Using lightweight images is essential for mobile websites to achieve fast downloading speeds. In fact, reducing image sizes in order to increase page load times are required by Google to improve mobile optimization. Yet, WordPress sites are using 4.8% more kilobyte-based images in 2018 than they were in 2017. Why is this happening? Of course, images are vital components to content and have been proven to resonate deeply with readers.
If you optimize your images and use them to communicate the meaning of your content, you’re more likely to accelerate your mobile page load times. It’s important to realize that images aren’t decorations. Images are content, and you should always treat them in the same manner as textual content to begin ranking better in your local SERPs.
Images are also useful for breaking up content and making it easier to read. Also, you can improve your user experience and leverage your SEO strategy by using images. Your goal for implementing images into your content should be to complement your content and increase your page’s download speeds.
Let’s explore seven ways you can improve your SEO with optimized images.
1. Simplify Your Images
Images that consist of multiple small details, gradients, and patterns are more likely to create larger files. For example, an image of a plant with an insect on it or a person with a large tattoo will create larger files than a simpler image. Without much effort, you can increase your page speeds by using simpler images that have smaller file sizes. Overall, simplicity is key. Plus, Google’s search bots can conveniently crawl and render smaller image file sizes.
2. Do Not Mix Image Types
Many websites make the mistake of mixing image types by combining a photographic image and illustrated text. For example, if you download a JPEG background image and place bold lettering on the image to promote an upcoming event, the resulting image will usually be larger than a PNG background image with the same lettering on top of it.
The reason why this happens is that the JPEG image format needs to be downloaded at a much higher resolution to reduce fuzziness and heavy pixelation. Otherwise, you could end up with an image that looks like this:
To avoid this issue, it’s important to remember that images that contain a mixture of illustrations (not photographs) and fonts are perfectly ideal. However, fonts superimposed over photographic images almost always result in larger file sizes. If you plan on using a photograph on your website or in your content, avoid using fonts and letters in the photograph to keep your image file size economical.
In addition, try to also avoid using gradients and drop shadows in PNG files.
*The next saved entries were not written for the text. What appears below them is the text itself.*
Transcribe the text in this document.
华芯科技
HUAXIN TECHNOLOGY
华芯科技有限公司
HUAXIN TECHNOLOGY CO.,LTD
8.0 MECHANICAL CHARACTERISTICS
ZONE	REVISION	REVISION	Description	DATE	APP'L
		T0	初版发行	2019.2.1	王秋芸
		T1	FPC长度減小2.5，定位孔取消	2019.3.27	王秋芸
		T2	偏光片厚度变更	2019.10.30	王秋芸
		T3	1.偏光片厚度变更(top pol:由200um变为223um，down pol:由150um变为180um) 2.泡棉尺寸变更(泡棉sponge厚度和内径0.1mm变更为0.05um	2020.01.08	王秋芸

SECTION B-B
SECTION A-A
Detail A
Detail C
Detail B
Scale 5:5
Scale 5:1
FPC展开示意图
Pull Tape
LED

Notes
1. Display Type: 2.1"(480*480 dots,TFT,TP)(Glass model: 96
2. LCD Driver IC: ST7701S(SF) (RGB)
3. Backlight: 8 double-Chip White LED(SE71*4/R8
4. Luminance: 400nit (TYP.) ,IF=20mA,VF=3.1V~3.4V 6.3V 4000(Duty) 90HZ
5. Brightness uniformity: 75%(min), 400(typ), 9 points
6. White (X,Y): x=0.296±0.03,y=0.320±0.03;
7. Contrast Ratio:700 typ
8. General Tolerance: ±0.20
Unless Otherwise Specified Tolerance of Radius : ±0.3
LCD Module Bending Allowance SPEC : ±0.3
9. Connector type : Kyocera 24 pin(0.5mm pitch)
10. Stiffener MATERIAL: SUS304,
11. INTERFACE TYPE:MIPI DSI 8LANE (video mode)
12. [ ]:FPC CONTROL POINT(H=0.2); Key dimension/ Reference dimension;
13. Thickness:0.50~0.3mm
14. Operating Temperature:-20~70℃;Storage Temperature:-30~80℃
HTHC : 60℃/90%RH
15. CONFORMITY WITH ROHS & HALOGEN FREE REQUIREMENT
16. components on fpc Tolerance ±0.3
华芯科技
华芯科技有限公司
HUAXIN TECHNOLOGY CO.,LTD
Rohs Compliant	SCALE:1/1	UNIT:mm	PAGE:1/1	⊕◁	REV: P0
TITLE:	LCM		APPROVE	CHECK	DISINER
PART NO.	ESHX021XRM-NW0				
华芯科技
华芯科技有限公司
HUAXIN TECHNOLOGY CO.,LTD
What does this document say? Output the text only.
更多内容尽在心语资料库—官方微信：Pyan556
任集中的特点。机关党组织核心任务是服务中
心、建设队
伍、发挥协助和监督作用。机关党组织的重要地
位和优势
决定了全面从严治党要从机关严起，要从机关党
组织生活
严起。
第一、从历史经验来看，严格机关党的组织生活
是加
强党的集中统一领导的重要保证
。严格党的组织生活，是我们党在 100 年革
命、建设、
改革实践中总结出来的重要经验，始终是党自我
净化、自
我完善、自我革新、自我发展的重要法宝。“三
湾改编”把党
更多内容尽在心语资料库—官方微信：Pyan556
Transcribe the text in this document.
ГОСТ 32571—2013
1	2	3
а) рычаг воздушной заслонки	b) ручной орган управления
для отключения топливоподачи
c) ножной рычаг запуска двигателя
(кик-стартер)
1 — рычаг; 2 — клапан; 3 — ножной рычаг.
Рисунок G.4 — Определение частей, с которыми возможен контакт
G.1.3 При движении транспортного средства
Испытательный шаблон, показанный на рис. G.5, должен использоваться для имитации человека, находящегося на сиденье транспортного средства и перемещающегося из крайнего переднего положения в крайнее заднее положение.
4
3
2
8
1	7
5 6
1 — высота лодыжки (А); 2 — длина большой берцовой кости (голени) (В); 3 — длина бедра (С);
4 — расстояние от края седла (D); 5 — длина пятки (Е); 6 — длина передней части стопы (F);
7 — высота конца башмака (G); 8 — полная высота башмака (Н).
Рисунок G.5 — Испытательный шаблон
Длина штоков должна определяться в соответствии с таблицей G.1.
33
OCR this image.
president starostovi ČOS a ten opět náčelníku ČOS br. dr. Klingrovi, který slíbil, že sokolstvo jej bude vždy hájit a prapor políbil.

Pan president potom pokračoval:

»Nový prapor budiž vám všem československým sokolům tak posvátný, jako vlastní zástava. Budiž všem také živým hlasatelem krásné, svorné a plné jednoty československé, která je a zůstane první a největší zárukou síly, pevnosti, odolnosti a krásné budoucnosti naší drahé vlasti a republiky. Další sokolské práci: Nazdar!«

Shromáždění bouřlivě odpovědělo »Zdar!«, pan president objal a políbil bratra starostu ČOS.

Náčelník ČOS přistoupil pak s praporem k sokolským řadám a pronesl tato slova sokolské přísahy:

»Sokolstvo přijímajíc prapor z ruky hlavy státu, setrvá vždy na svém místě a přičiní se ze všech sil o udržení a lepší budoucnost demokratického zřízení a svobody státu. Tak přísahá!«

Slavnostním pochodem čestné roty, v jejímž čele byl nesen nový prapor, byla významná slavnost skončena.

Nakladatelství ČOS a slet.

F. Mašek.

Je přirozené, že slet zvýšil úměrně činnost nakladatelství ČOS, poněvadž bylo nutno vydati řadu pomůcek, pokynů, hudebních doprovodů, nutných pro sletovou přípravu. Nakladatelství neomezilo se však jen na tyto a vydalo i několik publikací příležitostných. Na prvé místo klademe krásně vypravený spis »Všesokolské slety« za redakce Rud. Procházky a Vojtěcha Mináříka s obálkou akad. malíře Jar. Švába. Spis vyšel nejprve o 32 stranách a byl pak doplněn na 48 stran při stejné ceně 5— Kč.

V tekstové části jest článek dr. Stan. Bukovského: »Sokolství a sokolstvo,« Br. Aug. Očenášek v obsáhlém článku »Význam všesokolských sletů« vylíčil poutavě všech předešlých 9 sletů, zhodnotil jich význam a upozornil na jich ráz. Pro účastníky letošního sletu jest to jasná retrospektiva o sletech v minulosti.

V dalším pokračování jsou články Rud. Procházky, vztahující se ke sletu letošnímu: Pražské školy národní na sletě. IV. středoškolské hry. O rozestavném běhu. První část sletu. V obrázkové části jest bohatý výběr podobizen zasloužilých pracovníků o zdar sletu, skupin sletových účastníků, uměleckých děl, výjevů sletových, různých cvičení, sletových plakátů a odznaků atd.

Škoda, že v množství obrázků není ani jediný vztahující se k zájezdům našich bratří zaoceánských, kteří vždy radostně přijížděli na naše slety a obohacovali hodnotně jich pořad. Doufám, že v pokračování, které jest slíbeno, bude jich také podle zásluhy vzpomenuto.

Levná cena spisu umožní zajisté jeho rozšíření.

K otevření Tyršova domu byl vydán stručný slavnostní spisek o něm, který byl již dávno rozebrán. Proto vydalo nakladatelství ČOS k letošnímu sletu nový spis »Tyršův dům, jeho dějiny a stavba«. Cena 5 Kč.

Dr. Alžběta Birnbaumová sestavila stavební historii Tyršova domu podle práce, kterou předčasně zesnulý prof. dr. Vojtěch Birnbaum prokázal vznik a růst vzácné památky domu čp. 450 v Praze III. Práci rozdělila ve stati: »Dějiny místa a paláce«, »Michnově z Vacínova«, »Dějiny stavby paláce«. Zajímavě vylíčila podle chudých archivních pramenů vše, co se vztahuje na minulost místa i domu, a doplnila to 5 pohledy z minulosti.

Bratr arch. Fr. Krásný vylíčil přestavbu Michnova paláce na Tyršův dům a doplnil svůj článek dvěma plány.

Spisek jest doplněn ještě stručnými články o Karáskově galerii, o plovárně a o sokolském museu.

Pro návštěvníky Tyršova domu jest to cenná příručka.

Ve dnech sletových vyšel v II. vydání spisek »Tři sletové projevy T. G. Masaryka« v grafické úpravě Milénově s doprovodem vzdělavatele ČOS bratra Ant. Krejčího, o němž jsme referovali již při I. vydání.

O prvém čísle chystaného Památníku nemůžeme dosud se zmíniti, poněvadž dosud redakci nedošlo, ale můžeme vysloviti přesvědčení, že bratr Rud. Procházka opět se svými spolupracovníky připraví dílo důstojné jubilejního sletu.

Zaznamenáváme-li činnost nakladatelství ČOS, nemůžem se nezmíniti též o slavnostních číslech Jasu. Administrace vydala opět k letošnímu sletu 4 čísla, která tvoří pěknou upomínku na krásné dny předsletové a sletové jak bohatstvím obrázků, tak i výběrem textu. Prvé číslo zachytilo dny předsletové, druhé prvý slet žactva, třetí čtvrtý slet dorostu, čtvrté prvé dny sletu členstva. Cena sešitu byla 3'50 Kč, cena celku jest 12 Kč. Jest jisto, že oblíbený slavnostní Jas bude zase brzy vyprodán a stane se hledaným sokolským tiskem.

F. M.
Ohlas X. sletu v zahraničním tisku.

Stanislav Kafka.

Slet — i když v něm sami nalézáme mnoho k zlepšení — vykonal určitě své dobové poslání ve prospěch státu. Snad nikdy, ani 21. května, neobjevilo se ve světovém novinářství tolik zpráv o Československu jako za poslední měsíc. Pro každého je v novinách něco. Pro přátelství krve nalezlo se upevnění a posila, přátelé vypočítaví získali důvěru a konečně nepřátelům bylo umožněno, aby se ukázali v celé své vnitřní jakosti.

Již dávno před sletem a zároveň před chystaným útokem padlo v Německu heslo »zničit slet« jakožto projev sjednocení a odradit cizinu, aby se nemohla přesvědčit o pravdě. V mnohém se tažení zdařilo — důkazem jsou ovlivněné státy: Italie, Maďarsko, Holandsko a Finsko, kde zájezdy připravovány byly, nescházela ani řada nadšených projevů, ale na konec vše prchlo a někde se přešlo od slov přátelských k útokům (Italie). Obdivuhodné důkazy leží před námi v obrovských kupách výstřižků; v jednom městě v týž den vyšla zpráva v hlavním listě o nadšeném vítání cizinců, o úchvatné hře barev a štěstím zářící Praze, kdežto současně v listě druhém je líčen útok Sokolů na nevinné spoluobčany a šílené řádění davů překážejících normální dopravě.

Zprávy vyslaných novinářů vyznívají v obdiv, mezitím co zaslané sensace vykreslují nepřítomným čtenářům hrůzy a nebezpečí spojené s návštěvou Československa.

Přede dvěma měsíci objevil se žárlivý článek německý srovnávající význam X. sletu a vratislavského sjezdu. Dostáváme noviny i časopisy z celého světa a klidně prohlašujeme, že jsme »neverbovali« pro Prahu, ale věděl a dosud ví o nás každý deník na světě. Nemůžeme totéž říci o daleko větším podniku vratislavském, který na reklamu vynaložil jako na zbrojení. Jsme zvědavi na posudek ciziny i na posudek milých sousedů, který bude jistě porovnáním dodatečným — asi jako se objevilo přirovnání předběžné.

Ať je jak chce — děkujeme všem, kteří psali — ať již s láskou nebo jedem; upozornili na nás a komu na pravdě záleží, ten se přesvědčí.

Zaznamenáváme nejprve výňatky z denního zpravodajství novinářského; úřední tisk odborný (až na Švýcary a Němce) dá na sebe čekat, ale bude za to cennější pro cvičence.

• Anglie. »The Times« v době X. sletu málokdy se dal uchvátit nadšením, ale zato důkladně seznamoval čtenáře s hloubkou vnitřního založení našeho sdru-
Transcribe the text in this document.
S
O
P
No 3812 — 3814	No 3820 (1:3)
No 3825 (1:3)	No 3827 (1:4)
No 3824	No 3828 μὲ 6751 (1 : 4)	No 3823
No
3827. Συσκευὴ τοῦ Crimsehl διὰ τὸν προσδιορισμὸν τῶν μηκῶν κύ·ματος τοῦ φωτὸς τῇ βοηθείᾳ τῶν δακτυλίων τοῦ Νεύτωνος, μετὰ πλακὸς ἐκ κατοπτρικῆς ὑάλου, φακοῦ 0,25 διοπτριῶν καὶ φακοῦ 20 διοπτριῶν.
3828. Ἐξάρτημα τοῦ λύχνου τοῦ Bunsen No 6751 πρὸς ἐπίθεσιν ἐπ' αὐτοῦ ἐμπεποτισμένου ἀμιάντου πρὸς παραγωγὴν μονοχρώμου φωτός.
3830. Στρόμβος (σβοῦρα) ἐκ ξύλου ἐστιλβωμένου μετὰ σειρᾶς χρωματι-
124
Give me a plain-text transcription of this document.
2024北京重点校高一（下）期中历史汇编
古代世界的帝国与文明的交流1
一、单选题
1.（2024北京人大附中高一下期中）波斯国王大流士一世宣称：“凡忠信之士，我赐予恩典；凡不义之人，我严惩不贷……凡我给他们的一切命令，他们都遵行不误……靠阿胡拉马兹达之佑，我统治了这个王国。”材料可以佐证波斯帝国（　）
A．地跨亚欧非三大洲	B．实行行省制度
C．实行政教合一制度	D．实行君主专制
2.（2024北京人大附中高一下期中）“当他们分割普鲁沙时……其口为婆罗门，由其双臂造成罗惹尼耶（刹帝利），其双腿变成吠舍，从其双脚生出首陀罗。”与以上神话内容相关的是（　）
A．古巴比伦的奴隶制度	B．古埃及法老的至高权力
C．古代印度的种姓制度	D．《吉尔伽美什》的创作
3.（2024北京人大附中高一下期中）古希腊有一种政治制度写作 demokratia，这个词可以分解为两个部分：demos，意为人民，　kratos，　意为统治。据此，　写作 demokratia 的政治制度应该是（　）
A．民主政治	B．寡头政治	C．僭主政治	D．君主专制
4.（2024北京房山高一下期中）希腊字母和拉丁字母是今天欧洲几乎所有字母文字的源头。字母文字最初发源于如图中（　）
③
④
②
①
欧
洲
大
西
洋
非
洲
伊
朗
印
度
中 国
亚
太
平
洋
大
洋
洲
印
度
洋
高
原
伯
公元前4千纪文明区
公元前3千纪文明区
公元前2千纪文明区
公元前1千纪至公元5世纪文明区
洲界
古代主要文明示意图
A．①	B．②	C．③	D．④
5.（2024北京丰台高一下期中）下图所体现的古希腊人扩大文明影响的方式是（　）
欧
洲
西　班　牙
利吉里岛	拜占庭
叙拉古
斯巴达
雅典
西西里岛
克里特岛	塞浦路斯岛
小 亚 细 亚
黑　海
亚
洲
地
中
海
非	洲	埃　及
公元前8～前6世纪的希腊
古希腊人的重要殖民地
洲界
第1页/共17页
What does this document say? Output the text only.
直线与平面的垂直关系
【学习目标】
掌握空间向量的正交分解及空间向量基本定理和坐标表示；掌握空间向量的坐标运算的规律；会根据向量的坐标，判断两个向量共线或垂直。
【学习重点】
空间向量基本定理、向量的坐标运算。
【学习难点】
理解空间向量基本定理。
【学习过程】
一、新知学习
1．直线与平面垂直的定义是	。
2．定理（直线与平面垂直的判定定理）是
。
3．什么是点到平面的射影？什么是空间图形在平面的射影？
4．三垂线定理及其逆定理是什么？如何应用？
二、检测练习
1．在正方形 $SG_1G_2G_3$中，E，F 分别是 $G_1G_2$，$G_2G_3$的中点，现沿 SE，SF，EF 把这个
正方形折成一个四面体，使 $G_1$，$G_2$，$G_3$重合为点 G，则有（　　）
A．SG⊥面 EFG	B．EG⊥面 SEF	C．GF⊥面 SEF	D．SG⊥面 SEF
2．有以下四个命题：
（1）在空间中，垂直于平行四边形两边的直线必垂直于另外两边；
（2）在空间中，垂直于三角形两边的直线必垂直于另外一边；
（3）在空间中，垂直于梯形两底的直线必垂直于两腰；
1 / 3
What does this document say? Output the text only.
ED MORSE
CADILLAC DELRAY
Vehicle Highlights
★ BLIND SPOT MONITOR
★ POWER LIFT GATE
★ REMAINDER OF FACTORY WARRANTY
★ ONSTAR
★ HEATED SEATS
If you must use them, do your best to make it a small feature of the image in order to limit your file size.
3. Save Images in the Correct Format
In order to boost your SEO, you’ll need to begin saving your images in the correct format. There is a methodical way to do this. Simply, save your image files as JPG and your illustration files as PNG. Alternatively, you can also save these files in the GIF format, but some websites classify GIF as an animation format and will often time display a “play” button above your image.
4. Avoid Using Too Many Colors
This pointer applies to both photographs and illustration type files. To put it simply, the more colors you use, the larger the file size. If one of your images has too many colors, you can use an image editing tool to desaturate the image. In most cases, most people won’t notice the difference.
For illustration type image files, you can specifically conserve its file size by just combining all of the similar colors in the image. Most of your images don’t need to replicate the same colors. For example, an image of a red apple doesn’t need six shades of red to retain its aesthetic value. It’s a red apple. One shade of red will be perfectly fine.
In contrast, if you are using photographic images, try not to overdo it when you’re desaturating the image. If this becomes too much of a problem, choose images that don’t feature too many repetitive colors.
5. Compress Your Images
If you are determined to limit the file sizes of your images, hitting the compress button may be your most viable option. Avoid using CSS and HTML to reduce the size of a 1200 pixel image to 400 pixels. Although the image will render at 400 pixels, it will still carry the enormous weight of a 1200 pixel image, and there is no such thing as shrinking weight.
Additionally, it’s a common mistake to use massive image sizes for small images. Try to understand this concept by asking yourself would an image that’s 1000 pixels wide look any worse if you reduced its size to 900 or 700 pixels?
6. Allow Your Images to Support the Content
The main purpose of adding images to content is to provide additional support to your content’s topic. Therefore, the size of the image isn’t important. Instead, what’s important is how the image adds further context to help a reader understand that message you are trying to convey.
Whether you are presenting a step-by-step illustration, a product image, or a useful infographic, what really matters is the content. Never use an image to simply improve the appearance of your web pages. Your images should always support your content, and not vice-versa.
7. Provide Your Images with Context
Although the previous point expressed that images are supposed to be used to support content, images are still content in itself. Hence, you should provide all of your used images with context to help readers and search bots understand what it’s about. Alt text is an important feature that you can implement in the context of your image.
Alt text is often overlooked, but it informs search engines of what your image is about. Also, alt text can relay this information to readers who may be suffering from visual impairments such as blindness and colorblindness. Overall, your images aren’t an afterthought.
Images are content, and if they are properly optimized, you could experience a wide variety of benefits that can positively impact your SEO.